Los últimos datos publicados por el Ministerio de Inclusión, Seguridad Social y Migraciones reflejan una notable diferencia en las tasas de ...
Los últimos datos publicados por el Ministerio de Inclusión, Seguridad Social y Migraciones reflejan una notable diferencia en las tasas de afiliación a la Seguridad Social entre distintos grupos de población femenina en España, lo que ha reactivado el debate sobre empleo, integración y acceso a prestaciones públicas. En concreto, solo el 29,7% de las mujeres procedentes de Marruecos en edad de trabajar estaban dadas de alta en 2024, lo que equivale a unas 90.668 cotizantes frente a un total que supera las 305.000. Esto implica que una amplia mayoría no está contribuyendo directamente al sistema mediante cotizaciones.
La situación es aún más acusada en el caso de las mujeres de origen argelino, donde la tasa de afiliación desciende hasta el 18,1%. Estas cifras contrastan de forma significativa con las de otros colectivos. Entre las mujeres españolas, el porcentaje de afiliación alcanza el 56,7%, mientras que entre las procedentes de países de la Unión Europea se sitúa en torno al 56,5%. Dentro de este último grupo, destacan especialmente las mujeres rumanas, con una tasa cercana al 64%, lo que evidencia una mayor inserción en el mercado laboral formal.

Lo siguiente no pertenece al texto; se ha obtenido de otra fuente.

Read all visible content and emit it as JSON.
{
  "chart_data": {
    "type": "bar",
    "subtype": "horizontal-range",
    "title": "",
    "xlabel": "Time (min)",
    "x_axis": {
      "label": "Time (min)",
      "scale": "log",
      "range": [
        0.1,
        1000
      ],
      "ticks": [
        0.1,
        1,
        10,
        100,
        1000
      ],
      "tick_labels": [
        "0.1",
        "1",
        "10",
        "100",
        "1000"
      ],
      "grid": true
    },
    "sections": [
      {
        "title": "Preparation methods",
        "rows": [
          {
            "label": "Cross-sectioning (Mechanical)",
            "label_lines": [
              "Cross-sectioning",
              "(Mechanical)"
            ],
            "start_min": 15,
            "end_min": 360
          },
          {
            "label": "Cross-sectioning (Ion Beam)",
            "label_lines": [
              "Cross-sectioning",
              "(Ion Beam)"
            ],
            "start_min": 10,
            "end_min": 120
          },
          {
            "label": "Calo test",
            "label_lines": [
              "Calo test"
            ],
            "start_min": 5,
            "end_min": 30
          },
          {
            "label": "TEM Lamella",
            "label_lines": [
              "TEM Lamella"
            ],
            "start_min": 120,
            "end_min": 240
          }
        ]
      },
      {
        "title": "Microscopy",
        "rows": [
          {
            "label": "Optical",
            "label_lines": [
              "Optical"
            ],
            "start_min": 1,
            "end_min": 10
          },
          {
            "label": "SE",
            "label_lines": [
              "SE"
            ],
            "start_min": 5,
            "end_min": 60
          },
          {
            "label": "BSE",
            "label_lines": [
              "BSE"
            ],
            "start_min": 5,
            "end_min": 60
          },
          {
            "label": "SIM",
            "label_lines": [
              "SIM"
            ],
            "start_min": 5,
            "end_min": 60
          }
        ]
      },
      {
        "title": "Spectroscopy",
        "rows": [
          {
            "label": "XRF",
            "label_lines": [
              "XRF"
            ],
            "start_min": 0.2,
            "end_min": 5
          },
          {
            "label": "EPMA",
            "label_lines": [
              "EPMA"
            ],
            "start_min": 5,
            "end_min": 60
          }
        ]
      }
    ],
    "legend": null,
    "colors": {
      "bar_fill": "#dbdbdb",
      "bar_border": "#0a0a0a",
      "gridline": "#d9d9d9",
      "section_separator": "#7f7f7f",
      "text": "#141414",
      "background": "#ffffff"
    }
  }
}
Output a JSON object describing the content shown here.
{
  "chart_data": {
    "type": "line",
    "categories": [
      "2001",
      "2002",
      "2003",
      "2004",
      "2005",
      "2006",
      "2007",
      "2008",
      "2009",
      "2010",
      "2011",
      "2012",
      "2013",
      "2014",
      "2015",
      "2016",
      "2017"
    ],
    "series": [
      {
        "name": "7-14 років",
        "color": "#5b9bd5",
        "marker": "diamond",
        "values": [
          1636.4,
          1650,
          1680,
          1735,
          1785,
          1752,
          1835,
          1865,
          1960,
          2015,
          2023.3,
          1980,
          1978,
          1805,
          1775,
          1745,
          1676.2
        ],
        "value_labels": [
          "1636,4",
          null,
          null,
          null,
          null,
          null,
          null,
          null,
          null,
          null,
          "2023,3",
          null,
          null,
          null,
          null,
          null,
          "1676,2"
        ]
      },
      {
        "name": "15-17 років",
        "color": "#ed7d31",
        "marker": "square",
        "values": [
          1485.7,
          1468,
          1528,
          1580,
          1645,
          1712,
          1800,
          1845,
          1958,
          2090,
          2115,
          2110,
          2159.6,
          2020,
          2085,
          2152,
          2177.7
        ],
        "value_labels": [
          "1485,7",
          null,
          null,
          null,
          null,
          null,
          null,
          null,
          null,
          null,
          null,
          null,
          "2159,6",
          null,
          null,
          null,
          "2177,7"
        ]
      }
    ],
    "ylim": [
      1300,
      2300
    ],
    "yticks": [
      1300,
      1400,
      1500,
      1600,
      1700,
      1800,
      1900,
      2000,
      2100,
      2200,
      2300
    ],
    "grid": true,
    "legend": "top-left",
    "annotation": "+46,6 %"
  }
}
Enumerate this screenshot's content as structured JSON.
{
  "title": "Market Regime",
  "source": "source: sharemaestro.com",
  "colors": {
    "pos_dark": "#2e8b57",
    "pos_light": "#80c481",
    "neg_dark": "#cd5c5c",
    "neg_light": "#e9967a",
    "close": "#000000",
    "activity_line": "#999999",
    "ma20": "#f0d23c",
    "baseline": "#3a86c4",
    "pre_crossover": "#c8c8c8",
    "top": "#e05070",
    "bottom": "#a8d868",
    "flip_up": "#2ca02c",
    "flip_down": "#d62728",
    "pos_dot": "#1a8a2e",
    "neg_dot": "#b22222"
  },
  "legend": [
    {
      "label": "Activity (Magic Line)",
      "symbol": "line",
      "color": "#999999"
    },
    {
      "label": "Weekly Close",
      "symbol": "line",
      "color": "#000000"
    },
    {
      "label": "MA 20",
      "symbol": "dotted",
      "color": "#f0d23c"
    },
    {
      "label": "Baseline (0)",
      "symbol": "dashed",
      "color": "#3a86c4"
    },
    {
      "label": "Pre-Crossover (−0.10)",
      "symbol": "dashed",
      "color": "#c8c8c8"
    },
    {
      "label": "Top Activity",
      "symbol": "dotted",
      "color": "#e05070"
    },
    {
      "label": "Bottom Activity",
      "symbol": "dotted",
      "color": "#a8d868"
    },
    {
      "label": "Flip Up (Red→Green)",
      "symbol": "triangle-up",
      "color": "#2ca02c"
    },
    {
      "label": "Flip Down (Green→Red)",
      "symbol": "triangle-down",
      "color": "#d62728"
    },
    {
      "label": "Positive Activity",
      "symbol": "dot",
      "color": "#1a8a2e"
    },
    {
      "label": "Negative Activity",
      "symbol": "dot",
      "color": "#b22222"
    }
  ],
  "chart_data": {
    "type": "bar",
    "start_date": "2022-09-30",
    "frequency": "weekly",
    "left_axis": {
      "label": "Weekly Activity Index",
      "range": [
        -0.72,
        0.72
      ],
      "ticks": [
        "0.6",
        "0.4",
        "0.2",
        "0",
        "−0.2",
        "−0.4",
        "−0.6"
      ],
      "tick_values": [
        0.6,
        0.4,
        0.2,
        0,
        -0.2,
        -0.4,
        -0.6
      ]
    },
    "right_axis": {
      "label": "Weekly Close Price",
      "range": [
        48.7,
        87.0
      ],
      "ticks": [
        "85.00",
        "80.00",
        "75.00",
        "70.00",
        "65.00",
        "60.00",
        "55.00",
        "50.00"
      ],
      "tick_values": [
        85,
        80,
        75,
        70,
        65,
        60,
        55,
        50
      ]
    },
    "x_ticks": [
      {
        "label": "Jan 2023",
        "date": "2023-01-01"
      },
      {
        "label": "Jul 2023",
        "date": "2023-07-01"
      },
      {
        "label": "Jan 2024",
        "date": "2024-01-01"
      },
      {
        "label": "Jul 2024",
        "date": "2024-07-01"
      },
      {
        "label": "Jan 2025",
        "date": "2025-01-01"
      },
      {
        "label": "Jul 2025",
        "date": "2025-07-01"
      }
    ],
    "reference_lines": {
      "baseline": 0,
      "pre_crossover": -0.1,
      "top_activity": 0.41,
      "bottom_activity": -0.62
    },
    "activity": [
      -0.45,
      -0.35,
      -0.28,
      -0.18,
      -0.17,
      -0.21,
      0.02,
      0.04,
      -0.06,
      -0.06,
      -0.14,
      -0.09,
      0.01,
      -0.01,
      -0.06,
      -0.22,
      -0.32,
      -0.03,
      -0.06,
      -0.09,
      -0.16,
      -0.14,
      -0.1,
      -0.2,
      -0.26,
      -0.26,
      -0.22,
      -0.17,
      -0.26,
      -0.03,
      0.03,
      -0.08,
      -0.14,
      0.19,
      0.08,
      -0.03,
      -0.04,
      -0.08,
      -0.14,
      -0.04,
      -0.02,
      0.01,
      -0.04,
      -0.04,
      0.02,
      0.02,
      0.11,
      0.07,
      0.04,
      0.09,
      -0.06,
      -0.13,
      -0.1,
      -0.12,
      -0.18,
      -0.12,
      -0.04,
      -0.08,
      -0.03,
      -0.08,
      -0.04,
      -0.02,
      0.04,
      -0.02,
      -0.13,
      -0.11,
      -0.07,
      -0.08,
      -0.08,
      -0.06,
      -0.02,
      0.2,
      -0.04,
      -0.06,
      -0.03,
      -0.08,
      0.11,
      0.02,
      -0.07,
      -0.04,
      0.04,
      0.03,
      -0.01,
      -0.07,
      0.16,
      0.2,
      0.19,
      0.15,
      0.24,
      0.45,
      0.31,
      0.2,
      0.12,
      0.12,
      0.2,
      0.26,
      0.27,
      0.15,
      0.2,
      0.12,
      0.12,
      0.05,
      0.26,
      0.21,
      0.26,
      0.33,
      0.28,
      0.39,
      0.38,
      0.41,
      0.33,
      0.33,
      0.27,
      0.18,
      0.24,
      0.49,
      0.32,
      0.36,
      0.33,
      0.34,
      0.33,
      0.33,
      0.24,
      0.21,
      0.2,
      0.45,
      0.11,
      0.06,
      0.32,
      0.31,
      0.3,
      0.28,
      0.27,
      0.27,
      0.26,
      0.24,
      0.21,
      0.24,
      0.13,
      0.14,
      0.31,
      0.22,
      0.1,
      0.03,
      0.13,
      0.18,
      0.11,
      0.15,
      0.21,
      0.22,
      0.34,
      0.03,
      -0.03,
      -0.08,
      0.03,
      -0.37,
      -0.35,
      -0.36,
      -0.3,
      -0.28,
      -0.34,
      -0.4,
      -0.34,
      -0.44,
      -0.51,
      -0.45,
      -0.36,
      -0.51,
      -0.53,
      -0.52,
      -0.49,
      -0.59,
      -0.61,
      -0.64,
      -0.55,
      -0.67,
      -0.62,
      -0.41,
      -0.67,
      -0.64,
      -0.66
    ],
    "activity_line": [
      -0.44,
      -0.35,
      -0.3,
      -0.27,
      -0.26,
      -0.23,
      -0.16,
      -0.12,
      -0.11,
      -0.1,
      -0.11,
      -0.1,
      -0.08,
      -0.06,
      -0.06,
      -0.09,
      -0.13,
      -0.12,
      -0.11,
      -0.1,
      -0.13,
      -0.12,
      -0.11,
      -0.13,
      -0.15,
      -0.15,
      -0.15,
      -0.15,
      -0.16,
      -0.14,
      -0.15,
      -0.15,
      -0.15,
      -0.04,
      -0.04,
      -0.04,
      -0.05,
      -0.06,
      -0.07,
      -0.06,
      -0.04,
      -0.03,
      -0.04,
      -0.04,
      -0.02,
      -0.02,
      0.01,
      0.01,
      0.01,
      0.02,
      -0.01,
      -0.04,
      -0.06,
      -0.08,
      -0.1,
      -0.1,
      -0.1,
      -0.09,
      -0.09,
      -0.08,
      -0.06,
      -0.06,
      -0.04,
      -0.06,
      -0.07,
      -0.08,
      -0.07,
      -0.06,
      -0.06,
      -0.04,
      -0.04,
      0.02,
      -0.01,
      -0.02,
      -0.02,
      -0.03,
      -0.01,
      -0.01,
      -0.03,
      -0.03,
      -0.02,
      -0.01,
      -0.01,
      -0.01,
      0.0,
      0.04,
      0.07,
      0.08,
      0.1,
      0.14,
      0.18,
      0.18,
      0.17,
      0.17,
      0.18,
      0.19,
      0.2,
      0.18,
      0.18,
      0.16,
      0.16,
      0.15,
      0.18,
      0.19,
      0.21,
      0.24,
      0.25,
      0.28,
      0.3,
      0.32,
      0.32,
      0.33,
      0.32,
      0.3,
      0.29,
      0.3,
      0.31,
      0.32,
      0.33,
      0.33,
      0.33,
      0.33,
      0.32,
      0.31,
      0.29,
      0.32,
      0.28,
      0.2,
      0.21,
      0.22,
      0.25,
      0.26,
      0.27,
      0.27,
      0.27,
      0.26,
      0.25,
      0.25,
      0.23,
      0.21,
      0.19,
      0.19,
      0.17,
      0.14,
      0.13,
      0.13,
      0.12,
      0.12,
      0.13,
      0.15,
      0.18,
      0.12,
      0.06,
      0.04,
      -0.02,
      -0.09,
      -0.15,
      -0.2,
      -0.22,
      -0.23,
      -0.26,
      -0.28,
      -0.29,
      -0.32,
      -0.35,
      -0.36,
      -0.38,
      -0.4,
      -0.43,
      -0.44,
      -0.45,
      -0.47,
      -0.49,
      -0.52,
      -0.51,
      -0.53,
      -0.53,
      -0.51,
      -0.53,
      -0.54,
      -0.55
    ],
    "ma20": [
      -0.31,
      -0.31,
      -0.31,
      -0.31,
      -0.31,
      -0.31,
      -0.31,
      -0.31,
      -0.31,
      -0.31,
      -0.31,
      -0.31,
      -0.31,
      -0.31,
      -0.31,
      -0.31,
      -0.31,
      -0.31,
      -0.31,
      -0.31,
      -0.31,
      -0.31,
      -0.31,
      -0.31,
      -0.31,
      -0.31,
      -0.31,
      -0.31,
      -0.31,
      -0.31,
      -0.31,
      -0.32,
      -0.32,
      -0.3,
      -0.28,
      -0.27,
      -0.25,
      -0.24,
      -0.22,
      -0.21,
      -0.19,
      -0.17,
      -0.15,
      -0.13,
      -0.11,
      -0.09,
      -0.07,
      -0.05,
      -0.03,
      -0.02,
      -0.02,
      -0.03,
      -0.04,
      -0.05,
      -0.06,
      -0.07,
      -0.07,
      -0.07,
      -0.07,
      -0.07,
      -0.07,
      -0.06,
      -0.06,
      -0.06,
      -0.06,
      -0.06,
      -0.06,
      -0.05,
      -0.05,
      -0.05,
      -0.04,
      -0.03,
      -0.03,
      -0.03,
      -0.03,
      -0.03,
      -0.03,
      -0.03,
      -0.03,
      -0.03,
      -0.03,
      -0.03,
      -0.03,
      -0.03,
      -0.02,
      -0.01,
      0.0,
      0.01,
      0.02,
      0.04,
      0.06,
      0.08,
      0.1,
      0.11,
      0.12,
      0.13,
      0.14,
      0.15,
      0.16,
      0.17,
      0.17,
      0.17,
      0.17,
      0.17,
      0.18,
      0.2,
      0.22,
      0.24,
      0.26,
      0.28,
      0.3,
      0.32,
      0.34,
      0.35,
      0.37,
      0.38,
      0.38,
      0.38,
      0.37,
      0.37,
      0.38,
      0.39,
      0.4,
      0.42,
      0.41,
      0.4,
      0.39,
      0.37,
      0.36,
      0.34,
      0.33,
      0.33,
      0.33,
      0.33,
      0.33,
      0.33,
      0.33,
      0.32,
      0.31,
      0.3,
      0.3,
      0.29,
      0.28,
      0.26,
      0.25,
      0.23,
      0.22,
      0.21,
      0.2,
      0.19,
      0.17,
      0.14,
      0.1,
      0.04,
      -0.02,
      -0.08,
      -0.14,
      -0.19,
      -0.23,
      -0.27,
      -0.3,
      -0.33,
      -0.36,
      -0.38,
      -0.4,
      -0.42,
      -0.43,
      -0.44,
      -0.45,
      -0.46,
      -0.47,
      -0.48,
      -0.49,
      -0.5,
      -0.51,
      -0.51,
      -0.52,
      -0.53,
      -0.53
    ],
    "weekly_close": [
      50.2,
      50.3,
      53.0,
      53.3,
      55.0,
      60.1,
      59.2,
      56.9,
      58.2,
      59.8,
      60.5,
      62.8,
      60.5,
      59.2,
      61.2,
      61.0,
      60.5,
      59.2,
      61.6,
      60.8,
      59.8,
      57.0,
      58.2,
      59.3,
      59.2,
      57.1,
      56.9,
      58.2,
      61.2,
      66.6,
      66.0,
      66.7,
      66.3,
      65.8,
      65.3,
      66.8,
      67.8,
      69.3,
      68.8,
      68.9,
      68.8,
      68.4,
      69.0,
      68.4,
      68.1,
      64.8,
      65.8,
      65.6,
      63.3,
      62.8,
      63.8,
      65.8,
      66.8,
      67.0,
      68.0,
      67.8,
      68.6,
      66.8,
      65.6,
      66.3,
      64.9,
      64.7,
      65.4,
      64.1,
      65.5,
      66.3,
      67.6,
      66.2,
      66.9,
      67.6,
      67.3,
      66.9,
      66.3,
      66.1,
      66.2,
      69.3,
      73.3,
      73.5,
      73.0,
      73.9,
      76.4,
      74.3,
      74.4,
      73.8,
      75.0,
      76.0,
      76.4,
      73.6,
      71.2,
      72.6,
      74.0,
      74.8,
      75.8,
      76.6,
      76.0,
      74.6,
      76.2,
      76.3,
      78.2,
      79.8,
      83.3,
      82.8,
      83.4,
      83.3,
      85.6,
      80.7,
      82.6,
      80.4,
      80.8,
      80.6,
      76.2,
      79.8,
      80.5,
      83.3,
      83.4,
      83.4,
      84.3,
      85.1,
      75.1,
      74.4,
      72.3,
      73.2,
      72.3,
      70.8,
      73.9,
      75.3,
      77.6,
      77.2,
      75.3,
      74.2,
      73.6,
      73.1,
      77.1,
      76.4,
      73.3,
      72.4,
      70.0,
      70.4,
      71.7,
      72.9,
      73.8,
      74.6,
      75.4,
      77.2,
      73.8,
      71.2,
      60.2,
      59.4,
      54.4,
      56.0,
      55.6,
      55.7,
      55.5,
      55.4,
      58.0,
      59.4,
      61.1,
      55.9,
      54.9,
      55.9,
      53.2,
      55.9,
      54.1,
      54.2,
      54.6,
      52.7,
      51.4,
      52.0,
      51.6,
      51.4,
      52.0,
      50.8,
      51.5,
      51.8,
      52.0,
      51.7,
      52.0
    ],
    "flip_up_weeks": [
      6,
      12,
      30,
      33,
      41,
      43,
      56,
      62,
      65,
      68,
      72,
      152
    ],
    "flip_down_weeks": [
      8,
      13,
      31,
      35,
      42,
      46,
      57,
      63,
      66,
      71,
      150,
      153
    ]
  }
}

Este escenario ha generado interpretaciones diversas. Por un lado, algunos análisis apuntan a que la baja afiliación puede estar relacionada con factores estructurales como el acceso limitado al empleo, las barreras idiomáticas, el nivel formativo o la concentración en sectores con alta economía sumergida, como el trabajo doméstico o los cuidados informales. También influyen cuestiones culturales y responsabilidades familiares que, en ciertos casos, dificultan la incorporación al mercado laboral en igualdad de condiciones.
Por otro lado, el hecho de que parte de estas mujeres pueda acceder a ayudas públicas vinculadas a situaciones de vulnerabilidad, aun sin cotizar, ha abierto un debate político y social sobre el equilibrio entre solidaridad y sostenibilidad del sistema. Las prestaciones asistenciales en España no dependen exclusivamente de haber cotizado, sino que en muchos casos están diseñadas para atender a personas en riesgo de exclusión social, independientemente de su historial laboral. Esto incluye ayudas como el ingreso mínimo vital u otras prestaciones autonómicas.
Expertos en políticas sociales subrayan que estas herramientas buscan evitar situaciones de pobreza extrema y facilitar la integración, pero advierten de la necesidad de reforzar las políticas activas de empleo para fomentar la incorporación al mercado laboral. En este sentido, consideran clave mejorar la formación, el acceso a servicios de conciliación y los programas de inserción laboral específicos para colectivos con mayores dificultades.
Asimismo, el fenómeno pone de relieve la importancia de abordar la economía sumergida, ya que una parte de estas mujeres podría estar trabajando sin estar dadas de alta, lo que no solo afecta a las estadísticas, sino también a sus derechos laborales y a la recaudación del sistema. La regularización de estos empleos y la vigilancia del cumplimiento de la normativa laboral son aspectos señalados como prioritarios por distintos analistas.
En definitiva, los datos evidencian una brecha significativa en la participación laboral de determinados colectivos y plantean retos complejos que combinan factores económicos, sociales y culturales. El debate no solo gira en torno a las cifras, sino también a cómo diseñar políticas que favorezcan una integración efectiva y sostenible dentro del sistema económico y social.